Выбрать главу

Сегодня само понятие «приличие» совершенно неприлично, потому что чем больше вы соответствуете начальственному презрению к вам, тем больше это начальство вас любит. Понимаете, если вас можно обкрадывать, если можно отменять оппозицию, любую выборность, любую критику, если можно всё запрещать, а вы будете только спрашивать: «Верёвочку свою приносить или вы дадите?» — вы абсолютно точно вписываетесь в парадигму начальственных представлений о себе. Хотите вписываться? Вписывайтесь и дальше. Вот в этом разница между 84-м годом, когда написана «Тридцатая любовь Марины», или восьмидесятыми годами, когда написана «Норма» (это 82-й год, по-моему), и нынешним временем.

«Хармс, Заболоцкий, Введенский, Олейников — кто из обэриутов вам ближе и интереснее? По какой шкале вообще следует оценивать обэриутскую поэзию?»

Обэриуты — это прямое продолжение Хлебникова и тоже… Понимаете, об обэриутах довольно много написано. Написано Аней Герасимовой, Умкой, которую я, кстати, поздравляю с блистательной книгой переводов из Венцловы, «Metelinga», только что вышедшей. Лучших поэтических переводов я не читал за последнее время просто! Мало того что она великолепный оригинальный поэт и бард, и мало того что она замечательный исследователь обэриутов… Я впервые столкнулся с Умкой-переводчицей. Просто я так тебя, Аня, поздравляю, сил нет! Найдите эту книгу. Это к вопросу о Венцлове. Тут вопрос о лучших современных переводчиках. Вот они.

И у Герасимовой есть замечательные исследования о смешном в поэтике обэриутов, и у Лекманова они есть, и у Лощилина [Лощилова]. Да многие писали, в общем. О Заболоцком вообще пишут очень много. У Ушакина [?] есть очень интересные работы.

Но я что могу сказать? С моей точки зрения, это поэзия в условиях невозможности поэзии. Ведь они собственно расцвели тогда, когда поэтическое высказывание девальвировано — отчасти, конечно, смертью Серебряного века (они — последнее прощальное явление Серебряного века), отчасти советской действительностью, где поэт абсолютно утратил свою нишу, своего читателя и своё достоинство, «лишился и чаши на пире отцов, и веселья, и чести своей». В этом безвоздушном пространстве есть очень немного модусов поведения: либо писать, как капитан Лебядкин (и в этом смысле, конечно, Заболоцкий не зря возводил себя к этой поэтической родословной), либо писать, как Олейников, которого я считаю крупнейшим обэриутом после Заболоцкого, во всяком случае самым интересным поэтом эпохи.

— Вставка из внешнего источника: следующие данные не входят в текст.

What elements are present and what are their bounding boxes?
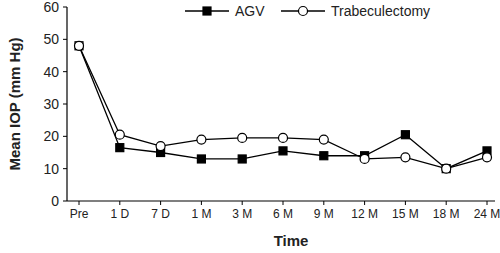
x-tick: [323, 201, 324, 205]
point: [197, 135, 206, 144]
y-axis-label: Mean IOP (mm Hg): [6, 37, 23, 170]
legend-marker: [299, 7, 308, 16]
x-tick: [446, 201, 447, 205]
point: [197, 155, 205, 163]
x-tick: [487, 201, 488, 205]
x-axis: [67, 200, 495, 201]
x-tick-label: 7 D: [151, 207, 170, 221]
point: [75, 42, 83, 50]
y-tick: [63, 104, 67, 105]
x-tick: [79, 201, 80, 205]
x-tick-label: 24 M: [474, 207, 500, 221]
point: [279, 147, 287, 155]
y-tick-label: 20: [43, 128, 59, 144]
point: [238, 155, 246, 163]
x-tick-label: 12 M: [351, 207, 378, 221]
y-tick-label: 40: [43, 64, 59, 80]
x-tick-label: 6 M: [273, 207, 293, 221]
x-tick: [201, 201, 202, 205]
y-tick-label: 0: [51, 193, 59, 209]
point: [238, 133, 247, 142]
y-tick-label: 60: [43, 0, 59, 15]
legend-label: AGV: [235, 3, 265, 19]
point: [401, 131, 409, 139]
y-tick-label: 50: [43, 31, 59, 47]
legend-marker: [203, 7, 211, 15]
x-tick-label: 1 D: [110, 207, 129, 221]
point: [156, 142, 165, 151]
plot-area: [75, 41, 492, 173]
x-tick: [283, 201, 284, 205]
point: [279, 133, 288, 142]
x-tick: [160, 201, 161, 205]
y-tick: [63, 201, 67, 202]
legend: AGV Trabeculectomy: [185, 3, 430, 19]
y-tick: [63, 168, 67, 169]
point: [360, 154, 369, 163]
point: [442, 164, 451, 173]
y-tick: [63, 71, 67, 72]
y-tick: [63, 39, 67, 40]
x-tick-label: Pre: [70, 207, 89, 221]
y-tick-label: 30: [43, 96, 59, 112]
x-axis-label: Time: [274, 232, 309, 249]
y-tick: [63, 7, 67, 8]
point: [115, 130, 124, 139]
x-tick: [119, 201, 120, 205]
x-tick-label: 9 M: [314, 207, 334, 221]
y-tick: [63, 136, 67, 137]
x-tick-label: 3 M: [232, 207, 252, 221]
point: [483, 153, 492, 162]
point: [116, 144, 124, 152]
y-tick-label: 10: [43, 161, 59, 177]
legend-label: Trabeculectomy: [331, 3, 430, 19]
x-tick: [242, 201, 243, 205]
point: [319, 135, 328, 144]
point: [401, 153, 410, 162]
series-line: [79, 46, 487, 169]
point: [75, 41, 84, 50]
x-tick-label: 1 M: [191, 207, 211, 221]
point: [442, 165, 450, 173]
x-tick-label: 18 M: [433, 207, 460, 221]
series-line: [79, 46, 487, 169]
x-tick: [405, 201, 406, 205]
x-tick-label: 15 M: [392, 207, 419, 221]
x-tick: [364, 201, 365, 205]
chart: 0 10 20 30 40 50 60 Pre 1 D 7 D 1 M 3 M 6 M 9 M 12 M 15…: [0, 0, 500, 253]
point: [320, 152, 328, 160]
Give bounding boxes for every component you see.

Как раз тогда, когда Заболоцкий замолчал или стал холоден во «Второй книге», Олейников пишет лучшие стихи: «Герману [Генриху] Левину по случаю его влюбления в Шурочку» или, скажем «Жук-антисемит» (которое достаточно серьёзное произведение при всей своей пародийности), или «Вот птичка жирная на дереве сидит». Действительно, что делает Олейников? Он правильно говорил Лидии Гинзбург: «Я только для того и пишу, чтобы слово зазвучало». То есть он перемещает поэтическое слово в совершенно новый контекст.

Это лишний раз доказывает мою любимую мысль о том, что все новые произведения, все подлинно великие произведения пишутся в жанре пародии — но в жанре высокой пародии, перемещающей явление не в более низкий, сниженный, а в более высокий контекст. И вот попытка Олейникова писать любовную лирику языком детской пародийной поэзии или попытка Введенского писать философскую лирику в жанре высокого абсурда… Ведь и «Элегия» — пародийное стихотворение, однако оно гениальное. Ну, в каком-то смысле смерть есть дурная пародия на жизнь. Конечно, в этом смысле обэриутство было одной из немногих — не единственной, но одной из немногих — возможностей существования поэтического слова, поэтического высказывания.

Другой такой возможностью был Мандельштам воронежского периода, то есть: полный отказ от прежней акмеистической ясности, где вместо камня уже чернозём, где всё сыплется, где человек так глубоко провалился в себя, что, как на подвижной лестнице Ламарка, дошёл до первобытия, до какой-то глухонемой первоосновы. И многие стихи Мандельштама воронежского периода — это, как правильно совершенно говорил Набоков, «светоносный дар, который затмился безумием». Но можно сказать иначе: это скорее акмеизм, который, не утратив своих основных потенций (например, своей этической программы), провалился глубже своей основы, глубже европейства, на котором он стоял, глубже мировой культуры, по которой он тосковал; он провалился в человека, в его страх и трепет, в его неустойчивость. Это очень такое центростремительное состояние.